Я возвращаюсь к тем крохам информации, которые мне известны о «Доме Матери» и «волшебных детях». В моей комнате была установлена камера и комнате Люка тоже. Обе были вмонтированы почти под самым потолком, и были такими крошечными, что мы не могли рассмотреть их с ковриков, на которых проводили все свое время. Мы даже не подозревали, что она за нами наблюдала. В здании ФБР, на протяжении месяцев, пересматривали записи с нашими мучениями, как мы проживали наш персональный ад. Два года назад, журналистка, которая вела расследование о «Доме Матери», нашла меня и позвонила, задавая вопросы, было ли известно мне о планах, которые упоминались в дневниках Гензеля и о малышке К.

Я назвала ее сукой и положила трубку, а ответом на все вопросы было «нет». Ни о чем подобном я не знала. Наверное, поэтому я была так зла.

На следующий день она вновь позвонила.

– Я где-то читала, что вас заставляют поверить в то, что он был не настоящим. Что ваши доктора говорят вам об этом. У меня есть видео, где он убил Мать ради вас, если я вам это покажу, вы дадите мне интервью?

Я опять повесила трубку. В ту ночь, я впервые приняла Амбиэн чтобы уснуть. А шестью месяцами позже, я посетила трех разных докторов, что бы те выписали мне Ксанокс, так я на него и подсела.

Вытащив руку из правого кармана, я легко сажусь в машину и направляюсь в Денвер.

Сегодня вечер среды.
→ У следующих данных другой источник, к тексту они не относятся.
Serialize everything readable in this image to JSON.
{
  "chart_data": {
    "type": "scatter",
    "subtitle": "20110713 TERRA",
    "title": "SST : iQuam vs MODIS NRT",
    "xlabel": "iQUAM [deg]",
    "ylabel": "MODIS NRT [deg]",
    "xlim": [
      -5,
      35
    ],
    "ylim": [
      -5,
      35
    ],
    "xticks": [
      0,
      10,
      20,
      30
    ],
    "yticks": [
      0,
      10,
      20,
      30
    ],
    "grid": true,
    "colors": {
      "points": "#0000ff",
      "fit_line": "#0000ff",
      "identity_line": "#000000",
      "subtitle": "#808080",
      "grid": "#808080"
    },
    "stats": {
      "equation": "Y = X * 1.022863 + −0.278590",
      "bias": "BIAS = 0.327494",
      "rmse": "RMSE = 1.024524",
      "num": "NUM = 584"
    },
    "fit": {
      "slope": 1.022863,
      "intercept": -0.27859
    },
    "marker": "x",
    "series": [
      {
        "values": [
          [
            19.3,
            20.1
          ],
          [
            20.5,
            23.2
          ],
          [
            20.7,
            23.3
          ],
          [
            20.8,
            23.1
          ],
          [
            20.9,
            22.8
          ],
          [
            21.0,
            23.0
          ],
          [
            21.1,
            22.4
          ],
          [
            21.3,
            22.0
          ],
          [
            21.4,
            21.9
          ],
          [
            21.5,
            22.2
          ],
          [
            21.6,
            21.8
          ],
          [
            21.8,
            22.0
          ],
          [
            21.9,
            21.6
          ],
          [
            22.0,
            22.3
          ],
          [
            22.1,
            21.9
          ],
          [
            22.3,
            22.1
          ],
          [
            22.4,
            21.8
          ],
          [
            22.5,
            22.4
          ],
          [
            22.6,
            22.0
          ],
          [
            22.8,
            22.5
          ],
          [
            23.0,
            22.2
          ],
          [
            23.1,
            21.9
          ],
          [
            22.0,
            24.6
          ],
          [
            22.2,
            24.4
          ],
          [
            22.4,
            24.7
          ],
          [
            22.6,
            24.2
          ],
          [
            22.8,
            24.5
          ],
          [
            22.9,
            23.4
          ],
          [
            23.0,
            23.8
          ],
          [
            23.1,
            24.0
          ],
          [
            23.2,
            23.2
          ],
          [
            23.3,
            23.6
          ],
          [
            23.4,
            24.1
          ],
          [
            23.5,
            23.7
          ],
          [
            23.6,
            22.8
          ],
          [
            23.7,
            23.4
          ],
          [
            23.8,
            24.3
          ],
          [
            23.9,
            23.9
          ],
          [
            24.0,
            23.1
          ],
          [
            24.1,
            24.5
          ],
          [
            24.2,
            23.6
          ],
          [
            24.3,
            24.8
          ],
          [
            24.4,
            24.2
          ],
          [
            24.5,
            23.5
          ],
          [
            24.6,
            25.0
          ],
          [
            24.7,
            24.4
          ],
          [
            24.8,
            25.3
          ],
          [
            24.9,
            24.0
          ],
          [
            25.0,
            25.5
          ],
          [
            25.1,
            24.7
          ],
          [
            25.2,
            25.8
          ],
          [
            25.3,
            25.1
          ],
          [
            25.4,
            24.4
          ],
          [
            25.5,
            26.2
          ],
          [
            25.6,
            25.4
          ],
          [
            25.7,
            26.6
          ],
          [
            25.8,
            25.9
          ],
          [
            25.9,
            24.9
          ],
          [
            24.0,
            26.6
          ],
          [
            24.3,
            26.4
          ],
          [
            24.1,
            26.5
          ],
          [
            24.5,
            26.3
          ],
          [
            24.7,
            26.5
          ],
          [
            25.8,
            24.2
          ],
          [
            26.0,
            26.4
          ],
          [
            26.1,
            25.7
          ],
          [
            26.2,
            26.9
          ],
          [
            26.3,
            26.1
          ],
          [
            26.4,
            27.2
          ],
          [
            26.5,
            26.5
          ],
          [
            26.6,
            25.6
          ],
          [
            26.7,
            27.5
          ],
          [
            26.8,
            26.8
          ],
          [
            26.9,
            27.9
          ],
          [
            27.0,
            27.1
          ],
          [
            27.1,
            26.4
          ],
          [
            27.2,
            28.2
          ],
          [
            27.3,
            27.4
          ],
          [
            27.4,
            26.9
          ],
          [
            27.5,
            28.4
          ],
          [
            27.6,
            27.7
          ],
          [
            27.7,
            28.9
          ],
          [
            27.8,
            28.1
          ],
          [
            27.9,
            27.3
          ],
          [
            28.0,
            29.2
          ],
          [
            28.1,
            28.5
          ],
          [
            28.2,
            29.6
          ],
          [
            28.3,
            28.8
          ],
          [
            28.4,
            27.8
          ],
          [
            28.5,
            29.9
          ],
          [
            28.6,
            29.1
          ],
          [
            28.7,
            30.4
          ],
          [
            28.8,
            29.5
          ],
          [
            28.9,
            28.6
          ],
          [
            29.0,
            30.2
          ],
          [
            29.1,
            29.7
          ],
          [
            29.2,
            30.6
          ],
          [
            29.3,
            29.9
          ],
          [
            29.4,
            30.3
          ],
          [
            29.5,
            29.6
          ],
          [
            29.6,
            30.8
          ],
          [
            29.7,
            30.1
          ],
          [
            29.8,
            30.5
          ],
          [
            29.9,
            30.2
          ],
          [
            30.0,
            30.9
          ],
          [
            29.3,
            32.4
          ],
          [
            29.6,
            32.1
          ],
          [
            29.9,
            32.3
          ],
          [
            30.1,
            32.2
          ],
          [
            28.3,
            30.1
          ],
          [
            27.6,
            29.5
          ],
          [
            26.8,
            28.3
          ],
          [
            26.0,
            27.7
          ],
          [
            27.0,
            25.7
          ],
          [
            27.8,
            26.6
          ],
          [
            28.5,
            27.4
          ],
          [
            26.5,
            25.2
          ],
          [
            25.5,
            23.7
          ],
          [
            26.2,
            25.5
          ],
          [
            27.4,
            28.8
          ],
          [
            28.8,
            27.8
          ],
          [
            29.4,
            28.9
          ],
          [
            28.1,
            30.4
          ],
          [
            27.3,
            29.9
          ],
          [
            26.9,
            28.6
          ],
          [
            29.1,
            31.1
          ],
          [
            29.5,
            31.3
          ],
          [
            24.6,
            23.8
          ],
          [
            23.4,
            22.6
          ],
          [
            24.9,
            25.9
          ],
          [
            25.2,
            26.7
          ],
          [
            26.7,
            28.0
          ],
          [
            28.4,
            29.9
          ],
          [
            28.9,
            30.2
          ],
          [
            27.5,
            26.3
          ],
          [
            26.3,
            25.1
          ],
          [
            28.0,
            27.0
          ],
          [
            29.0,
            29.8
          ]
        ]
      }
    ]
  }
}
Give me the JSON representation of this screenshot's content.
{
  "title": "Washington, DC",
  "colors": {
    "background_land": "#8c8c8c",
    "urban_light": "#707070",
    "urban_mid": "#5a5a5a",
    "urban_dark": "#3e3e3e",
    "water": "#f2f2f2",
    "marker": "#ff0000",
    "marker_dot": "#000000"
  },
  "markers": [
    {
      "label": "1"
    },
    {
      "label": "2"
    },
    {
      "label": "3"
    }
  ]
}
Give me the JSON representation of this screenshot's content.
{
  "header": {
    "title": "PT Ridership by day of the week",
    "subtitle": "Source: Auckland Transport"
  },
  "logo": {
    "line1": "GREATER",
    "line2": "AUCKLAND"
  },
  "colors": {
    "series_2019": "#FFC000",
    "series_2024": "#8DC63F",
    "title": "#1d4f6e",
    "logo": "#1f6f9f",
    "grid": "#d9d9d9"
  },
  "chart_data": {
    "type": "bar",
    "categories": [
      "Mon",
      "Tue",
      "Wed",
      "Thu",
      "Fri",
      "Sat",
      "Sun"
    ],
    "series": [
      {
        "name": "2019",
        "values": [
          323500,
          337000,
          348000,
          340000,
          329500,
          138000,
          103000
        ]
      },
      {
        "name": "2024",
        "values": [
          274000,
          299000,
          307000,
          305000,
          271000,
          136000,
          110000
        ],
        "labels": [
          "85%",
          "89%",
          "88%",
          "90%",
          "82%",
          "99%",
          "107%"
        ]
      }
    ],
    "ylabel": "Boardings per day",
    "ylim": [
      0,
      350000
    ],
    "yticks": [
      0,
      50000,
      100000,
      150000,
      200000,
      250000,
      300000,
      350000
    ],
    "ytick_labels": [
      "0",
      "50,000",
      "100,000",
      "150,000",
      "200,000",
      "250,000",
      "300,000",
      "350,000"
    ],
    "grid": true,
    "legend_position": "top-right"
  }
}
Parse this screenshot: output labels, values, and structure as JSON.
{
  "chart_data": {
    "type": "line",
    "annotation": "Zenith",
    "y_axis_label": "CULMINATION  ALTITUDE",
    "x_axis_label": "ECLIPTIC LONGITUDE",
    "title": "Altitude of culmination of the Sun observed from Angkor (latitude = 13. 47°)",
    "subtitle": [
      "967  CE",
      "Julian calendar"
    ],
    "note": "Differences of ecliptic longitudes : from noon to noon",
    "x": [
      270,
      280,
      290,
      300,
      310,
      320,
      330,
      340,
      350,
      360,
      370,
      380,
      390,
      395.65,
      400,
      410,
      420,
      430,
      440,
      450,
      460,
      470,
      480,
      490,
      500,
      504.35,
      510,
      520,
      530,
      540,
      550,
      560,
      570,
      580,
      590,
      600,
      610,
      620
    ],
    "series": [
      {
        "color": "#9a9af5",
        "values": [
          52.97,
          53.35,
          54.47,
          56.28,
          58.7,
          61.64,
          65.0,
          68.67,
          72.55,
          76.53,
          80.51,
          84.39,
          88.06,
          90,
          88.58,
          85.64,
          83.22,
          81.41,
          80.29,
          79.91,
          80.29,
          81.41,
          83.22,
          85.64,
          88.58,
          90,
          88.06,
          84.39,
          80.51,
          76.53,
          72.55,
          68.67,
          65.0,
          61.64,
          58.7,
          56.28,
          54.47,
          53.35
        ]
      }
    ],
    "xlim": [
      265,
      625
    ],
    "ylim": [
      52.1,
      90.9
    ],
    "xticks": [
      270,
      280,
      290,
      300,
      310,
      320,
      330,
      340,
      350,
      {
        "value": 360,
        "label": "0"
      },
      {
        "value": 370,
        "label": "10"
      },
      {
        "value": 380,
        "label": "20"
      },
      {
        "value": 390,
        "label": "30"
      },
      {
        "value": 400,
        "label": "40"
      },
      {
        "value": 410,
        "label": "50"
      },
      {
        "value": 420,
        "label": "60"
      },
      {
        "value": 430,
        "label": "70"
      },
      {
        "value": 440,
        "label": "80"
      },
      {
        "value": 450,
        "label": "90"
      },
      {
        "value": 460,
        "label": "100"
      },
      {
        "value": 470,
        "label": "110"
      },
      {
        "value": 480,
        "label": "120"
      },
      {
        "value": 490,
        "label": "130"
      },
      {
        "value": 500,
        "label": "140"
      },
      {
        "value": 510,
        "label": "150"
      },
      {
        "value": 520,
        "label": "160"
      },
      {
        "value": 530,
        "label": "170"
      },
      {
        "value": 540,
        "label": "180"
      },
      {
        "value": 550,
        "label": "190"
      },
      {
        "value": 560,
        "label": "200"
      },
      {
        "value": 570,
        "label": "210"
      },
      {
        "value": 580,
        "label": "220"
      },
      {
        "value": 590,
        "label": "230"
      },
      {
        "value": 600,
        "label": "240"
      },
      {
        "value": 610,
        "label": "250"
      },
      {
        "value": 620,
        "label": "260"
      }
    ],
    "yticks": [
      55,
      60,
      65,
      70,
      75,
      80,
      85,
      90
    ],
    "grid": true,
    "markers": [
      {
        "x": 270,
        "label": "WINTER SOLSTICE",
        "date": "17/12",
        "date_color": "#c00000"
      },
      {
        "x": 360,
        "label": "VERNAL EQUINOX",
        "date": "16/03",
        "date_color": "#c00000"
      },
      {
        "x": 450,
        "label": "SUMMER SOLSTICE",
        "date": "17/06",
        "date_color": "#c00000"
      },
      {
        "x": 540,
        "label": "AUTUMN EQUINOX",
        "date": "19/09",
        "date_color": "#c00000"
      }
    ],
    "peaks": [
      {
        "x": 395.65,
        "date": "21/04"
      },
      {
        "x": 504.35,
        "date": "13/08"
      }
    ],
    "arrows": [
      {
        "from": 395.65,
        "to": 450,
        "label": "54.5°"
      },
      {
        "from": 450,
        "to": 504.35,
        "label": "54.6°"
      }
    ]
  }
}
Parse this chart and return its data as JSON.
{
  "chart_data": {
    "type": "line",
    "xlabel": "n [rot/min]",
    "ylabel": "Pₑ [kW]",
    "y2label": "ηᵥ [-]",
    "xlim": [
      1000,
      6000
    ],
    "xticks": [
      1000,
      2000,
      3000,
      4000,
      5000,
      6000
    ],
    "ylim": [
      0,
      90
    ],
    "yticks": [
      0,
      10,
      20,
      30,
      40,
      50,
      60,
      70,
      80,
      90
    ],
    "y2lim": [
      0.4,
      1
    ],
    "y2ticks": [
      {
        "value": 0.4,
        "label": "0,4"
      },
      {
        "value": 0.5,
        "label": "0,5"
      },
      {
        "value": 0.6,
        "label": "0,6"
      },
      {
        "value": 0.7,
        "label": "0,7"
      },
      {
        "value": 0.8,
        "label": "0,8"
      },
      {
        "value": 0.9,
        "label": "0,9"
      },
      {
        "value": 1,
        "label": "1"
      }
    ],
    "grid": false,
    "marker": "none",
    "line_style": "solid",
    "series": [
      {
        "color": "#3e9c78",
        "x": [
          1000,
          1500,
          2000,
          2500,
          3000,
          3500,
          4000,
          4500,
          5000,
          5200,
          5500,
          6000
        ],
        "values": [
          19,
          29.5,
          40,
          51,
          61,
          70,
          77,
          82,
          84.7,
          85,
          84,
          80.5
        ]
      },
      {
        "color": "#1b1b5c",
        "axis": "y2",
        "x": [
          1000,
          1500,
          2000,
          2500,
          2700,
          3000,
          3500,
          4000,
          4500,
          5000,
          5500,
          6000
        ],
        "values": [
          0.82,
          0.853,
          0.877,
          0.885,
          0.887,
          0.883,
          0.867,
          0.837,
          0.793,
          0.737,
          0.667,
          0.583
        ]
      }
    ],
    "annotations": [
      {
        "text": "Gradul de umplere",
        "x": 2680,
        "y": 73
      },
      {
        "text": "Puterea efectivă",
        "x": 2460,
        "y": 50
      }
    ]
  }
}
Завтра утром специальная встреча по сбору средств для фонда Дейва Томаса в «Четырех Временах Года» в Денвере. Если Рэймонд не солгал, то Люк уже там.

Отель находится в самом центре города. Я отдаю деньги администратору и прохожу внутрь, сжимая сумку с вещами.

Я растеряна, не понимаю, что творится у меня в голове. Я пытаюсь придумать способ, как заставить персонал отеля сказать мне номер его комнаты.

– Почему король и королева все время спорят? Для этого есть какая-то причина?

Я слышу его голос из-за стены, но не вижу его лица. Его рука находится в моей, я не могу смотреть на него, но могу прикасаться к нему.

– Я не знаю,– говорит он загадочно. – Может, это просто судьба.

– Ты веришь в судьбу?

– А ты?

– Я не знаю. – Я кусаю губу. Мне кажется, что ответ очень важен, а я чувствую себя такой глупой, что пытаюсь выбрать верный ответ. – Я думаю, да. Только я никогда не думала об этом. Никогда не думала, как будет лучше для меня. Неверно какие-то вещи предрешены за нас.

– Богом?– произносит он.

– Наверное, а может и кем-то еще.

Он меняет положение руки так, что может рисовать незримые круги на моей ладони.

– А я думаю, все завит от обстоятельств.

Я поглаживаю его большой палец.

– Что ты имеешь в виду?

– Если все складываются хорошо, то нам более выгодно признавать что это судьба,– поясняет он мне.

– А если они складываются не так, как мы хотим?

– Тогда это просто стечение обстоятельств.

Я опускаю лицо в его большую ладонь и нежно целую пальцы.

– Тогда я думаю, мне следует идти следом за моей судьбой.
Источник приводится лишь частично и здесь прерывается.